Consider the following table:
ID | GROUP_ID | ORDER_VAL | RESET_VAL | VAL
---+----------+-----------+-----------+-----
1 | 1 | 1 | (null) | 3
2 | 1 | 2 | (null) | 2
3 | 1 | 3 | (null) | 1
4 | 1 | 4 | 4 | 2
5 | 1 | 5 | (null) | 1
6 | 2 | 1 | (null) | 4
7 | 2 | 2 | 2 | 3
8 | 2 | 3 | (null) | 4
9 | 2 | 4 | (null) | 2
10 | 2 | 5 | (null) | 2
11 | 2 | 6 | (null) | 4
12 | 2 | 7 | 14 | 2
13 | 2 | 8 | (null) | 2
For each row, I need to compute the cumulative sum of VAL for all previous rows (ordered by ORDER_VAL and grouped by GROUP_ID), but each time a non-NULL RESET_VAL is encountered, I need to use that value for the sum. The rows that follow also need to build on top of the RESET_VAL instead of using the actual sum. Note that each group can have multiple reset values.

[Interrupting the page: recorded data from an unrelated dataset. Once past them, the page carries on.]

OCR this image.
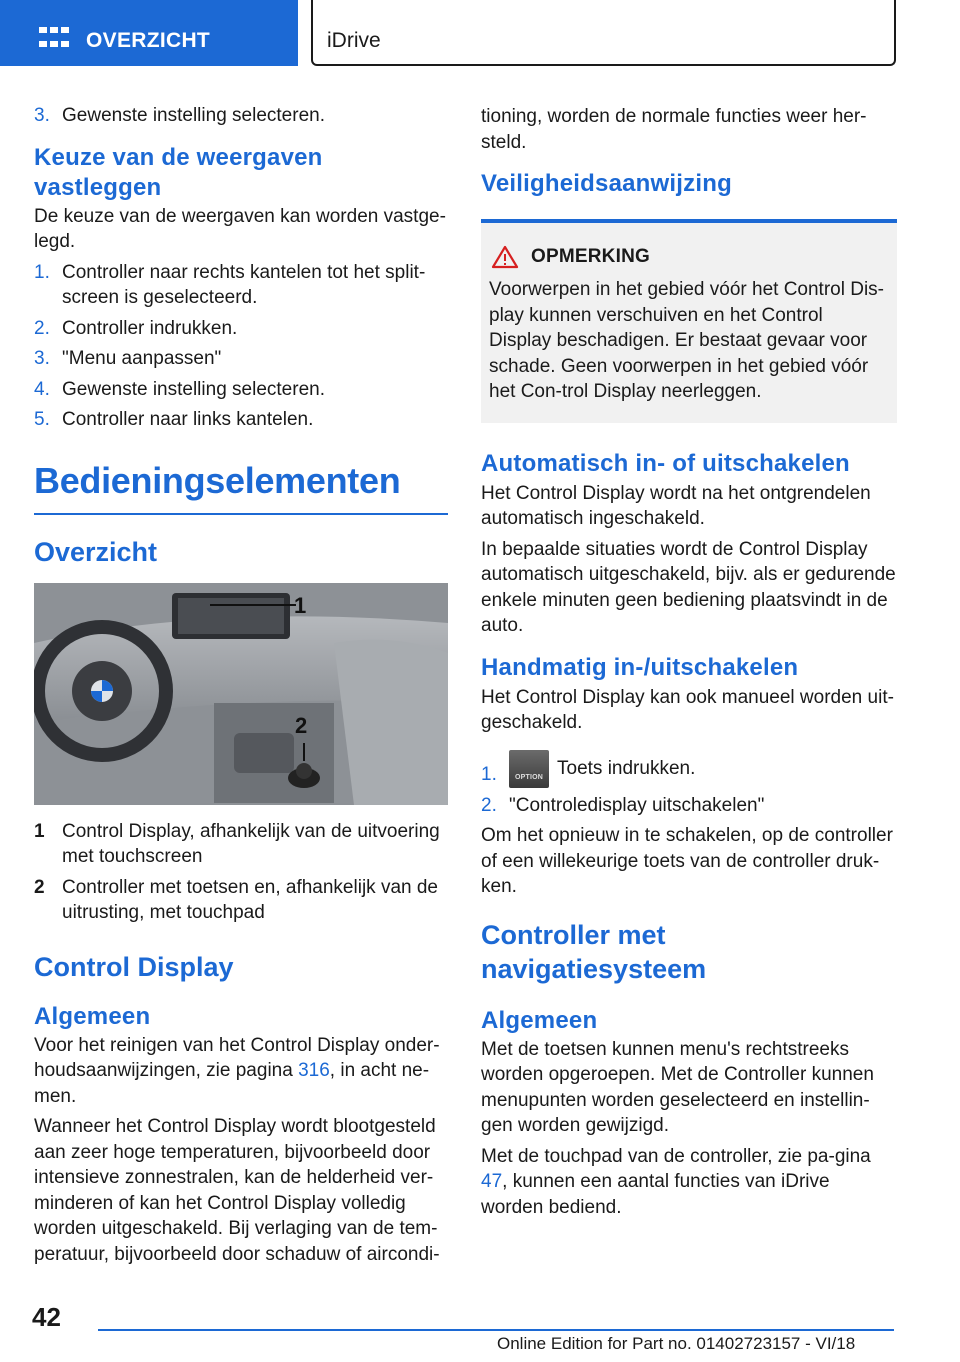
OVERZICHT	iDrive
3. Gewenste instelling selecteren.
Keuze van de weergaven vastleggen
De keuze van de weergaven kan worden vastge‐legd.
1. Controller naar rechts kantelen tot het split‐screen is geselecteerd.
2. Controller indrukken.
3. "Menu aanpassen"
4. Gewenste instelling selecteren.
5. Controller naar links kantelen.
Bedieningselementen
Overzicht
1
2
1 Control Display, afhankelijk van de uitvoering met touchscreen
2 Controller met toetsen en, afhankelijk van de uitrusting, met touchpad
Control Display
Algemeen
Voor het reinigen van het Control Display onder‐houdsaanwijzingen, zie pagina 316, in acht ne‐men.
Wanneer het Control Display wordt blootgesteld aan zeer hoge temperaturen, bijvoorbeeld door intensieve zonnestralen, kan de helderheid ver‐minderen of kan het Control Display volledig worden uitgeschakeld. Bij verlaging van de tem‐peratuur, bijvoorbeeld door schaduw of aircondi‐
tioning, worden de normale functies weer her‐steld.
Veiligheidsaanwijzing
OPMERKING
Voorwerpen in het gebied vóór het Control Dis‐play kunnen verschuiven en het Control Display beschadigen. Er bestaat gevaar voor schade. Geen voorwerpen in het gebied vóór het Con‐trol Display neerleggen.
Automatisch in- of uitschakelen
Het Control Display wordt na het ontgrendelen automatisch ingeschakeld.
In bepaalde situaties wordt de Control Display automatisch uitgeschakeld, bijv. als er gedurende enkele minuten geen bediening plaatsvindt in de auto.
Handmatig in-/uitschakelen
Het Control Display kan ook manueel worden uit‐geschakeld.
1.	OPTION Toets indrukken.
2. "Controledisplay uitschakelen"
Om het opnieuw in te schakelen, op de controller of een willekeurige toets van de controller druk‐ken.
Controller met navigatiesysteem
Algemeen
Met de toetsen kunnen menu's rechtstreeks worden opgeroepen. Met de Controller kunnen menupunten worden geselecteerd en instellin‐gen worden gewijzigd.
Met de touchpad van de controller, zie pa‐gina 47, kunnen een aantal functies van iDrive worden bediend.
42
Online Edition for Part no. 01402723157 - VI/18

This is the result I expect for the above table:
ID | GROUP_ID | ORDER_VAL | RESET_VAL | VAL | CUMSUM
---+----------+-----------+-----------+-----+-------
1 | 1 | 1 | (null) | 3 | 0
2 | 1 | 2 | (null) | 2 | 3
3 | 1 | 3 | (null) | 1 | 5
4 | 1 | 4 | 4 | 2 | 4
5 | 1 | 5 | (null) | 1 | 6
6 | 2 | 1 | (null) | 4 | 0
7 | 2 | 2 | 2 | 3 | 2
8 | 2 | 3 | (null) | 4 | 5
9 | 2 | 4 | (null) | 2 | 9
10 | 2 | 5 | (null) | 2 | 11
11 | 2 | 6 | (null) | 4 | 13
12 | 2 | 7 | 14 | 2 | 14
13 | 2 | 8 | (null) | 2 | 16
If not for the reset values, I could use a window query:
SELECT temp.*,
COALESCE(SUM(val) OVER (PARTITION BY group_id ORDER BY order_val ROWS BETWEEN UNBOUNDED PRECEDING AND 1 PRECEDING),
0) AS cumsum
FROM temp;
I was originally mistakenly thinking that I could just put RESET_VAL at the beginning of the COALESCE, but this won’t work since it won’t reset the value for following rows.
I also tried this solution, but it only resets back to zero, not to a value in the column. Adapting it to do so is proving non-trivial because that value must propagate to all following rows.
A recursive query seems like a natural fit, but I haven’t been able to figure out how to do that as of yet.
I should probably mention that the table I actually have to deal with is much larger (hundreds of thousands to a couple million rows) than the example above, so please mention if there are any performance pitfalls with any answer.